Une usurpation sophistiquée, des données sensibles potentiellement exposées
La banque en ligne Revolut a annoncé mercredi 16 septembre avoir été victime d'une « usurpation d'identité » qui a conduit à la transmission d'informations appartenant à « un nombre limité » de clients à un tiers se faisant passer pour une agence gouvernementale.
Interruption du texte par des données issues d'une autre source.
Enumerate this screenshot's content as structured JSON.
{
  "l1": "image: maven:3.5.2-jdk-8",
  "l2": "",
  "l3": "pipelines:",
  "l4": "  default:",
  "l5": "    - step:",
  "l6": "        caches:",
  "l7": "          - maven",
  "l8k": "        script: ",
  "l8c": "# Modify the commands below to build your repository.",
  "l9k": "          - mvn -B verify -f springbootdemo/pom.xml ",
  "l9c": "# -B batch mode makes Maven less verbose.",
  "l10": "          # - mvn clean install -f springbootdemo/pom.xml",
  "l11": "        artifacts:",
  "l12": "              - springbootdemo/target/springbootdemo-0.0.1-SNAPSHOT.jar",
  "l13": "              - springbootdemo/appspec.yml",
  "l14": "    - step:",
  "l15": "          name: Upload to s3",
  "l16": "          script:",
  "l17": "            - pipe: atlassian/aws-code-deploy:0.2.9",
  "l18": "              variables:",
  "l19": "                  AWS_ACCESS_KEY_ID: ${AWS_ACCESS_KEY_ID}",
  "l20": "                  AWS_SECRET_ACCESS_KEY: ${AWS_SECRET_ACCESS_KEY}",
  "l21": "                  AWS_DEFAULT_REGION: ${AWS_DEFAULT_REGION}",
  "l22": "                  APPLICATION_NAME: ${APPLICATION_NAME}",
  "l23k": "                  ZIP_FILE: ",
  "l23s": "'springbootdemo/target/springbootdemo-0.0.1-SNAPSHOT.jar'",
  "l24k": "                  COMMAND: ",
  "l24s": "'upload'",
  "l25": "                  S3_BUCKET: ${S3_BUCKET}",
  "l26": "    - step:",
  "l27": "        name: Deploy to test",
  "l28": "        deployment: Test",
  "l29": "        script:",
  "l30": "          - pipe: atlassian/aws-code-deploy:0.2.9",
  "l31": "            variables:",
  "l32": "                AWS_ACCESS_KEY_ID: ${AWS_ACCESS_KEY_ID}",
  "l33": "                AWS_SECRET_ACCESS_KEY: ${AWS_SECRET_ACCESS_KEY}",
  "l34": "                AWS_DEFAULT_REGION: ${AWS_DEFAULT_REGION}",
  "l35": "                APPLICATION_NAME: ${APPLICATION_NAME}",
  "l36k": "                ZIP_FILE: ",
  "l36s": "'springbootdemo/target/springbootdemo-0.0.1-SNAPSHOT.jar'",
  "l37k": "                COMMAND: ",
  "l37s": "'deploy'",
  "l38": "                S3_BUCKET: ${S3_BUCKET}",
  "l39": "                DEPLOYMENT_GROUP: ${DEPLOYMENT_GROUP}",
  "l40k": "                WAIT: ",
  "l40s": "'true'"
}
Immédiatement après la détection, la société indique avoir bloqué l'adresse utilisée par les fraudeurs et informé « l'agence gouvernementale concernée, les forces de l'ordre, les autorités de protection des données et les régulateurs financiers ».
« Les fonds des clients ne sont pas affectés »
Revolut précise que les comptes et les avoirs n'ont pas été compromis, mais le Financial Times rapporte que la fuite porterait sur des éléments sensibles : adresses, photos de vérification, pièces d'identité et informations d'activité liées aux bitcoins. Selon le quotidien, les pirates auraient, pendant plusieurs mois, échangé des courriels avec la banque sous une fausse identité et ciblé des clients détenant d'importants volumes de cryptoactifs, notamment en Suisse et en France.
Fondée en 2015 et forte de plus de 80 millions de clients dans le monde, Revolut a connu une croissance rapide, suscitant depuis plusieurs années des interrogations sur sa capacité à appliquer strictement les règles de lutte contre la fraude et le blanchiment. Cet épisode relance le débat sur la robustesse des dispositifs de vérification d'identité (KYC) et sur la protection des données personnelles chez les acteurs numériques du secteur financier.
Conséquences pour les clients et obligations réglementaires
Pour les clients concernés, les risques immédiats portent davantage sur l'usurpation d'identité et la fraude ciblée que sur une perte d'actifs, la société l'ayant répété publiquement. Les titulaires dont les documents ont été exposés devront rester vigilants aux tentatives de phishing, aux sollicitations frauduleuses et à l'ouverture de comptes à leur nom ailleurs.
- Ce que Revolut a fait : blocage de l'adresse utilisée, notification aux autorités compétentes, contact direct des personnes impactées.
- Ce qui reste à établir : l'étendue exacte des données exfiltrées, le nombre précis de clients affectés et la chronologie complète des échanges entre la banque et les fraudeurs.
- Pour les régulateurs : la nécessité d'un examen des procédures KYC et de la gouvernance des risques cyber chez les banques en ligne.
Points de comparaison et vigilance accrue
Les établissements traditionnels et numériques n'échappent pas aux attaques par usurpation d'identité, mais la rapidité d'expansion des néobanques rend d'autant plus crucial le maintien de contrôles proportionnés aux risques. Les autorités françaises et européennes de protection des données et de supervision bancaire seront attentives à la manière dont Revolut documente l'incident et aux éventuelles mesures correctives imposées.
| Élément rapporté | Source / remarque |
|---|---|
| Données mentionnées | Adresses, photos de vérification, pièces d'identité, infos liées aux bitcoins (Financial Times) |
| Territoires ciblés | Suisse et France (d'après le Financial Times) |
| Impact sur les fonds | Revolut : pas d'impact annoncé |
Les clients de Revolut en France doivent s'attendre à des communications directes s'ils sont concernés. Pour l'ensemble des usagers, l'épisode rappelle l'importance de la surveillance de ses comptes, de l'activation de l'authentification à deux facteurs et de la prudence face aux sollicitations se présentant comme émanant d'organismes officiels.